2. Il soggetto incaricato della revisione legale dei conti comunica senza indugio alla Banca d'Italia gli
atti o i fatti, rilevati nello svolgimento dell'incarico, che possano costituire una grave violazione delle
norme disciplinanti l'attività bancaria ovvero che possano pregiudicare la continuità dell'impresa o
comportare un giudizio negativo, un giudizio con rilievi o una dichiarazione di impossibilità di
esprimere un giudizio sul bilancio. Tale soggetto invia alla Banca d'Italia ogni altro dato o documento
richiesto (4).
2-bis. Abrogato (5).
3. I commi 1, primo periodo (6), e 2 si applicano anche ai soggetti che esercitano i compiti ivi previsti
presso le società che controllano le banche o che sono da queste controllate ai sensi dell'articolo 23.
4. La Banca d'Italia stabilisce modalità e termini per la trasmissione delle informazioni previste dai
commi 1 e 2.
___________________
(1) Articolo così sostituito dall'art. 211, comma 1, D.Lgs. 24 febbraio 1998, n. 58.
(2) Rubrica sostituita prima dall’art. 11, comma 1, D.Lgs. 4 agosto 1999, n. 342 e, successivamente,
dall’art. 39, comma 2, lett. a), D.Lgs. 27 gennaio 2010, n. 39.
(3) Periodo inserito dall’art. 9.14, comma 1, lett. a), D.Lgs. 17 gennaio 2003, n. 6, inserito dall'art. 2,
comma 1, D.Lgs. 6 febbraio 2004, n. 37.
(4) Comma modificato prima dall’art. 9.14, comma 1, lett. b), D.Lgs. 17 gennaio 2003, n. 6, inserito
dall'art. 2, comma 1, D.Lgs. 6 febbraio 2004, n. 37, e, successivamente, dall’art. 39, comma 2, lett. b),
D.Lgs. 27 gennaio 2010, n. 39.
(5) Comma inserito dall’art. 9.14, comma 1, lett. c), D.Lgs. 17 gennaio 2003, n. 6, inserito dall'art. 2,
comma 1, D.Lgs. 6 febbraio 2004, n. 37, e, successivamente, abrogato dall’art. 39, comma 2, lett. c),
D.Lgs. 27 gennaio 2010, n. 39.
(6) Le parole «primo periodo» sono state inserite dall’art. 9.14, comma 1, lett. d), D.Lgs. 17 gennaio
2003, n. 6, inserito dall'art. 2, comma 1, D.Lgs. 6 febbraio 2004, n. 37.
Articolo 52-bis (1)
(Sistemi interni di segnalazione delle violazioni)
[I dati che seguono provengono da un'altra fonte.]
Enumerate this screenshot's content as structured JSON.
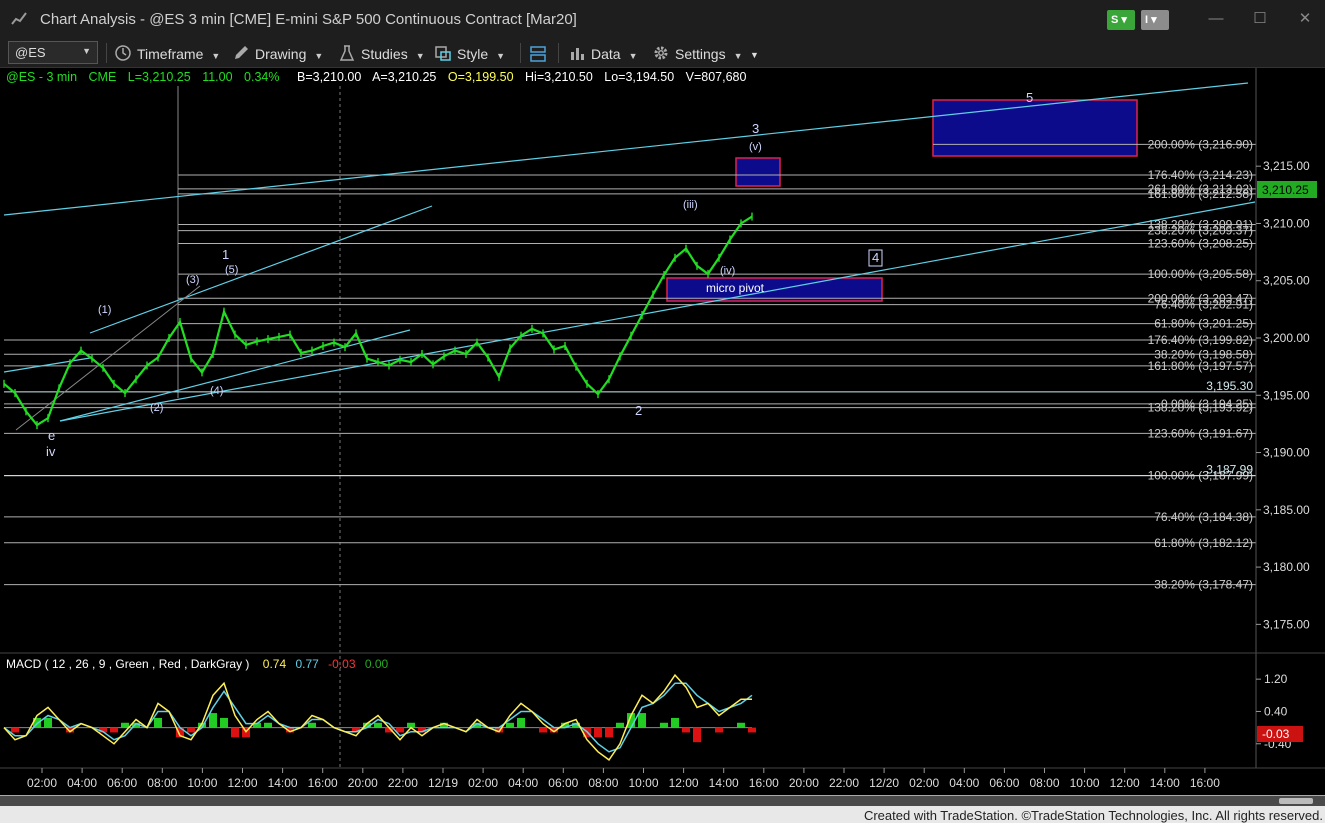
{
  "window": {
    "title": "Chart Analysis - @ES 3 min [CME] E-mini S&P 500 Continuous Contract [Mar20]",
    "badge_s": "S",
    "badge_i": "I",
    "minimize": "—",
    "maximize": "☐",
    "close": "✕"
  },
  "toolbar": {
    "symbol": "@ES",
    "timeframe": "Timeframe",
    "drawing": "Drawing",
    "studies": "Studies",
    "style": "Style",
    "data": "Data",
    "settings": "Settings"
  },
  "quote": {
    "symbol": "@ES - 3 min",
    "exchange": "CME",
    "last": "L=3,210.25",
    "change": "11.00",
    "pct": "0.34%",
    "bid": "B=3,210.00",
    "ask": "A=3,210.25",
    "open": "O=3,199.50",
    "high": "Hi=3,210.50",
    "low": "Lo=3,194.50",
    "volume": "V=807,680"
  },
  "colors": {
    "price": "#22dd22",
    "trendline": "#5fd0e6",
    "fib": "#b0b0b0",
    "zone_fill": "#0b0b8c",
    "zone_border": "#e0224a",
    "last_price_bg": "#22aa22",
    "macd_bg": "#cc1111"
  },
  "chart_data": [
    {
      "type": "line",
      "title": "@ES 3 min",
      "ylim": [
        3172.5,
        3222
      ],
      "y_ticks": [
        "3,215.00",
        "3,210.00",
        "3,205.00",
        "3,200.00",
        "3,195.00",
        "3,190.00",
        "3,185.00",
        "3,180.00",
        "3,175.00"
      ],
      "y_tick_values": [
        3215,
        3210,
        3205,
        3200,
        3195,
        3190,
        3185,
        3180,
        3175
      ],
      "x_ticks": [
        "02:00",
        "04:00",
        "06:00",
        "08:00",
        "10:00",
        "12:00",
        "14:00",
        "16:00",
        "20:00",
        "22:00",
        "12/19",
        "02:00",
        "04:00",
        "06:00",
        "08:00",
        "10:00",
        "12:00",
        "14:00",
        "16:00",
        "20:00",
        "22:00",
        "12/20",
        "02:00",
        "04:00",
        "06:00",
        "08:00",
        "10:00",
        "12:00",
        "14:00",
        "16:00"
      ],
      "last_price": "3,210.25",
      "series": [
        {
          "name": "@ES",
          "points": [
            [
              0,
              3196.0
            ],
            [
              1,
              3195.2
            ],
            [
              2,
              3193.6
            ],
            [
              3,
              3192.4
            ],
            [
              4,
              3193.0
            ],
            [
              5,
              3195.6
            ],
            [
              6,
              3197.8
            ],
            [
              7,
              3198.9
            ],
            [
              8,
              3198.2
            ],
            [
              9,
              3197.4
            ],
            [
              10,
              3196.0
            ],
            [
              11,
              3195.2
            ],
            [
              12,
              3196.4
            ],
            [
              13,
              3197.6
            ],
            [
              14,
              3198.3
            ],
            [
              15,
              3200.0
            ],
            [
              16,
              3201.4
            ],
            [
              17,
              3198.2
            ],
            [
              18,
              3197.0
            ],
            [
              19,
              3198.6
            ],
            [
              20,
              3202.3
            ],
            [
              21,
              3200.3
            ],
            [
              22,
              3199.4
            ],
            [
              23,
              3199.7
            ],
            [
              24,
              3199.9
            ],
            [
              25,
              3200.1
            ],
            [
              26,
              3200.3
            ],
            [
              27,
              3198.7
            ],
            [
              28,
              3198.9
            ],
            [
              29,
              3199.3
            ],
            [
              30,
              3199.6
            ],
            [
              31,
              3199.2
            ],
            [
              32,
              3200.4
            ],
            [
              33,
              3198.2
            ],
            [
              34,
              3197.9
            ],
            [
              35,
              3197.6
            ],
            [
              36,
              3198.1
            ],
            [
              37,
              3197.9
            ],
            [
              38,
              3198.6
            ],
            [
              39,
              3197.7
            ],
            [
              40,
              3198.4
            ],
            [
              41,
              3198.9
            ],
            [
              42,
              3198.6
            ],
            [
              43,
              3199.6
            ],
            [
              44,
              3198.3
            ],
            [
              45,
              3196.6
            ],
            [
              46,
              3199.1
            ],
            [
              47,
              3200.2
            ],
            [
              48,
              3200.8
            ],
            [
              49,
              3200.4
            ],
            [
              50,
              3199.0
            ],
            [
              51,
              3199.3
            ],
            [
              52,
              3197.5
            ],
            [
              53,
              3196.0
            ],
            [
              54,
              3195.1
            ],
            [
              55,
              3196.4
            ],
            [
              56,
              3198.4
            ],
            [
              57,
              3200.2
            ],
            [
              58,
              3202.0
            ],
            [
              59,
              3203.8
            ],
            [
              60,
              3205.5
            ],
            [
              61,
              3207.0
            ],
            [
              62,
              3207.8
            ],
            [
              63,
              3206.3
            ],
            [
              64,
              3205.6
            ],
            [
              65,
              3207.0
            ],
            [
              66,
              3208.6
            ],
            [
              67,
              3210.0
            ],
            [
              68,
              3210.6
            ]
          ]
        }
      ]
    },
    {
      "type": "line",
      "title": "MACD ( 12 , 26 , 9 , Green , Red , DarkGray )",
      "ylim": [
        -1.0,
        1.6
      ],
      "y_ticks": [
        "1.20",
        "0.40",
        "-0.40"
      ],
      "y_tick_values": [
        1.2,
        0.4,
        -0.4
      ],
      "current": "-0.03",
      "legend_values": [
        "0.74",
        "0.77",
        "-0.03",
        "0.00"
      ],
      "series": [
        {
          "name": "MACD",
          "values": [
            0.0,
            -0.3,
            -0.2,
            0.3,
            0.5,
            0.2,
            -0.1,
            0.1,
            0.0,
            -0.2,
            -0.4,
            -0.1,
            0.2,
            0.0,
            0.6,
            0.4,
            -0.2,
            -0.3,
            0.1,
            0.8,
            1.1,
            0.3,
            -0.1,
            0.2,
            0.4,
            0.1,
            -0.1,
            0.0,
            0.3,
            0.2,
            0.0,
            -0.1,
            -0.2,
            0.1,
            0.3,
            0.0,
            -0.3,
            0.0,
            -0.2,
            0.0,
            0.1,
            0.0,
            -0.1,
            0.2,
            0.0,
            -0.1,
            0.3,
            0.6,
            0.4,
            0.1,
            -0.1,
            0.1,
            0.2,
            -0.3,
            -0.6,
            -0.8,
            -0.4,
            0.3,
            0.8,
            0.6,
            0.9,
            1.3,
            1.0,
            0.5,
            0.6,
            0.3,
            0.5,
            0.7,
            0.7
          ]
        },
        {
          "name": "Signal",
          "values": [
            0.0,
            -0.2,
            -0.2,
            0.1,
            0.3,
            0.2,
            0.0,
            0.1,
            0.0,
            -0.1,
            -0.3,
            -0.2,
            0.1,
            0.0,
            0.4,
            0.4,
            0.0,
            -0.2,
            0.0,
            0.5,
            0.9,
            0.5,
            0.1,
            0.1,
            0.3,
            0.1,
            0.0,
            0.0,
            0.2,
            0.2,
            0.0,
            -0.1,
            -0.1,
            0.0,
            0.2,
            0.1,
            -0.2,
            -0.1,
            -0.1,
            0.0,
            0.0,
            0.0,
            -0.1,
            0.1,
            0.0,
            0.0,
            0.2,
            0.4,
            0.4,
            0.2,
            0.0,
            0.0,
            0.1,
            -0.1,
            -0.4,
            -0.6,
            -0.5,
            0.0,
            0.5,
            0.6,
            0.8,
            1.1,
            1.1,
            0.8,
            0.6,
            0.4,
            0.5,
            0.6,
            0.8
          ]
        }
      ]
    }
  ],
  "fib_levels": [
    {
      "label": "200.00% (3,216.90)",
      "price": 3216.9
    },
    {
      "label": "176.40% (3,214.23)",
      "price": 3214.23
    },
    {
      "label": "261.80% (3,213.02)",
      "price": 3213.02
    },
    {
      "label": "161.80% (3,212.58)",
      "price": 3212.58
    },
    {
      "label": "138.20% (3,209.91)",
      "price": 3209.91
    },
    {
      "label": "238.20% (3,209.37)",
      "price": 3209.37
    },
    {
      "label": "123.60% (3,208.25)",
      "price": 3208.25
    },
    {
      "label": "100.00% (3,205.58)",
      "price": 3205.58
    },
    {
      "label": "200.00% (3,203.47)",
      "price": 3203.47
    },
    {
      "label": "76.40% (3,202.91)",
      "price": 3202.91
    },
    {
      "label": "61.80% (3,201.25)",
      "price": 3201.25
    },
    {
      "label": "176.40% (3,199.82)",
      "price": 3199.82
    },
    {
      "label": "38.20% (3,198.58)",
      "price": 3198.58
    },
    {
      "label": "161.80% (3,197.57)",
      "price": 3197.57
    },
    {
      "label": "3,195.30",
      "price": 3195.3
    },
    {
      "label": "0.00% (3,194.25)",
      "price": 3194.25
    },
    {
      "label": "138.20% (3,193.92)",
      "price": 3193.92
    },
    {
      "label": "123.60% (3,191.67)",
      "price": 3191.67
    },
    {
      "label": "100.00% (3,187.99)",
      "price": 3187.99
    },
    {
      "label": "3,187.99",
      "price": 3187.99
    },
    {
      "label": "76.40% (3,184.38)",
      "price": 3184.38
    },
    {
      "label": "61.80% (3,182.12)",
      "price": 3182.12
    },
    {
      "label": "38.20% (3,178.47)",
      "price": 3178.47
    }
  ],
  "wave_labels": [
    "e",
    "iv",
    "(1)",
    "(2)",
    "(3)",
    "(4)",
    "(5)",
    "1",
    "2",
    "3",
    "4",
    "5",
    "(iii)",
    "(iv)",
    "(v)"
  ],
  "annotations": {
    "micro_pivot": "micro pivot"
  },
  "footer": {
    "credit": "Created with TradeStation. ©TradeStation Technologies, Inc. All rights reserved."
  }
}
1. Le banche e le relative capogruppo adottano procedure specifiche per la segnalazione al proprio
interno da parte del personale di atti o fatti che possano costituire una violazione delle norme
disciplinanti l’attività bancaria.
2. Le procedure di cui al comma 1 sono idonee a:
a) garantire la riservatezza dei dati personali del segnalante e del presunto responsabile della
violazione, ferme restando le regole che disciplinano le indagini o i procedimenti avviati dall’autorità
giudiziaria in relazione ai fatti oggetto della segnalazione;
b) tutelare adeguatamente il soggetto segnalante contro condotte ritorsive, discriminatorie o
comunque sleali conseguenti la segnalazione;
c) assicurare per la segnalazione un canale specifico, indipendente e autonomo.
3. La presentazione di una segnalazione non costituisce di per sé violazione degli obblighi derivanti
dal rapporto di lavoro.
4. La disposizione di cui all’articolo 7, comma 2, del decreto legislativo 30 giugno 2003, n. 196, non
trova applicazione con riguardo all’identità del segnalante, che può essere rivelata solo con il suo
consenso o quando la conoscenza sia indispensabile per la difesa del segnalato.
5. La Banca d’Italia emana disposizioni attuative del presente articolo.
Articolo 52-ter (2)
(Segnalazione di violazioni alla Banca d'Italia)
1. La Banca d’Italia riceve, da parte del personale delle banche e delle relative capogruppo,
segnalazioni che si riferiscono a violazioni riguardanti norme del titolo II e III, nonché atti
dell’Unione europea direttamente applicabili nelle stesse materie.
2. La Banca d’Italia tiene conto dei criteri di cui all’articolo 52-bis, comma 2, lettere a) e b), e può
stabilire condizioni, limiti e procedure per la ricezione delle segnalazioni.
___________________
(1) Articolo inserito dall’art. 1, comma 18, D.Lgs. 12 maggio 2015, n. 72.
(2) Articolo inserito dall’art. 1, comma 18, D.Lgs. 12 maggio 2015, n. 72.